Greater Couatl (5e Warlock Patron)

I’m a player in a 5e Eberron group. We’ve played on most Fridays for over a year now, and it’s a great group of folks.

My character is a dwarf1 celestial warlock, whose patron is a couatl. Couatls are prominent in Eberron lore, and last week, our DM had the party travel to the Plane of Irian. My warlock met his patron in the flesh, something I was totally not expecting.

As the encounter progressed, I realized how frustrating it is that the only official couatl stats are for the CR 4 creature that appears in the Monster Manual.2 Searches online for higher-level couatl stats turn up very little in the way of homebrew attempts, besides Keith Baker’s recommendation that DMs reskin one of the higher-CR celestials.

Regardless, I stat’ed up my own “greater couatl” this weekend. I’m posting it here in the hopes I can save someone a bit of trouble down the road.

Design Notes

I’m rather adept with the peculiarities of Roll20’s D&D sheets at this point, so creating this actually didn’t take as long as I thought it would. I spent most of the time trying to figure out how to set the token to be gargantuan-sized on drop.3 Also, you’ll see that the syntax of the first and last sentences of the Legendary Actions description section is incorrect. This text is created automatically when you give a creature legendary actions, and apparently it cannot be edited.

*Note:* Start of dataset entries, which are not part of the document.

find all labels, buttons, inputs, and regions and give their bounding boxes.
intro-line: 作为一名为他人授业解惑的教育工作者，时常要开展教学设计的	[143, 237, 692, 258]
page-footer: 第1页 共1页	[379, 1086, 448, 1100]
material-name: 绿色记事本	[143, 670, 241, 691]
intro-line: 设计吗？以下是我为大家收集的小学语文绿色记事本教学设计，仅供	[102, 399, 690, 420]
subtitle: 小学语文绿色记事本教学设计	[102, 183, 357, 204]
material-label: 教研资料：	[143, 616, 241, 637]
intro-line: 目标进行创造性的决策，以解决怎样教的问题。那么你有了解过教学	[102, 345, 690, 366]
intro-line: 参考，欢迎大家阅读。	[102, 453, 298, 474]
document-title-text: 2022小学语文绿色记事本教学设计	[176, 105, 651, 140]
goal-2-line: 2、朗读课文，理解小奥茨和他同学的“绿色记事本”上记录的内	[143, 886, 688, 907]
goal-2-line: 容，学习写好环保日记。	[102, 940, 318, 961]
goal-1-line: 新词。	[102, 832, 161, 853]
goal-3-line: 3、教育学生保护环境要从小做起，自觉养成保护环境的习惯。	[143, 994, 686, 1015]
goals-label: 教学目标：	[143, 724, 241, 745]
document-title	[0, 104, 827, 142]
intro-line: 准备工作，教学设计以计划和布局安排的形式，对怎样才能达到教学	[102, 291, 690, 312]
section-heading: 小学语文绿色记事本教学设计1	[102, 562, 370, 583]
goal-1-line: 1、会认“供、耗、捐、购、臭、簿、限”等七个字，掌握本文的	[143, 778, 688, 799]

Along with the official CR 4 couatl, I looked at other celestials and fiends in the CR 18 to CR 22 range (e.g., the solar), and then looked at their less-powerful cousins (e.g., the deva) to get a sense for how spell-like abilities scale within the official entries.4 I also considered some of the ancient dragons with respect to reach and damage for bite and tail attacks.

Curiously, both the CR 4 couatl and the CR 21 solar have mere resistance to radiant damage, not immunity. This was a surprise, but it is reflected in the final result. I was also surprised that the official CR 4 couatl did not already have poison resistance or immunity, since it has a poison bite attack. I added poison immunity to my greater couatl, since I gave its bite actual poison damage in addition to the poisoned condition effect.

With respect to healing abilities, solars have a limited-use healing touch action which has always felt to me like it should be replaced with one of the existing healing spells as an innate spellcasting ability. So instead I gave the greater couatl heal as an innate spell three times a day.

This isn’t the first time I’ve created something for the Eberron group. Really, I should do it more often.


1 With very few exceptions, I always play some variety of dwarf.

2 Granted, it’s a strong CR 4.

3 I would say that default token size is “broken” in Roll20, but the fact of the matter is that it’s never worked. I figured out a complicated work around anyway, basically by beating my head against it for thirty minutes.

4 This is the range of CR that most warlock patrons fall into, at least in my experience with 5e games. I think most players and DMs assume that warlock patrons have to be on a level with demigods and similar powers, despite the fact that the two most prominent examples of warlock patrons in D&D canon (viz., Lorcan and Sairché in the Brimstone Angels novels) are both cambions (CR 5). I don’t see anything wrong with lower-level creatures serving as warlock patrons, but it does make things interesting when a patron’s CR is low enough that a determined low-level party could kill them.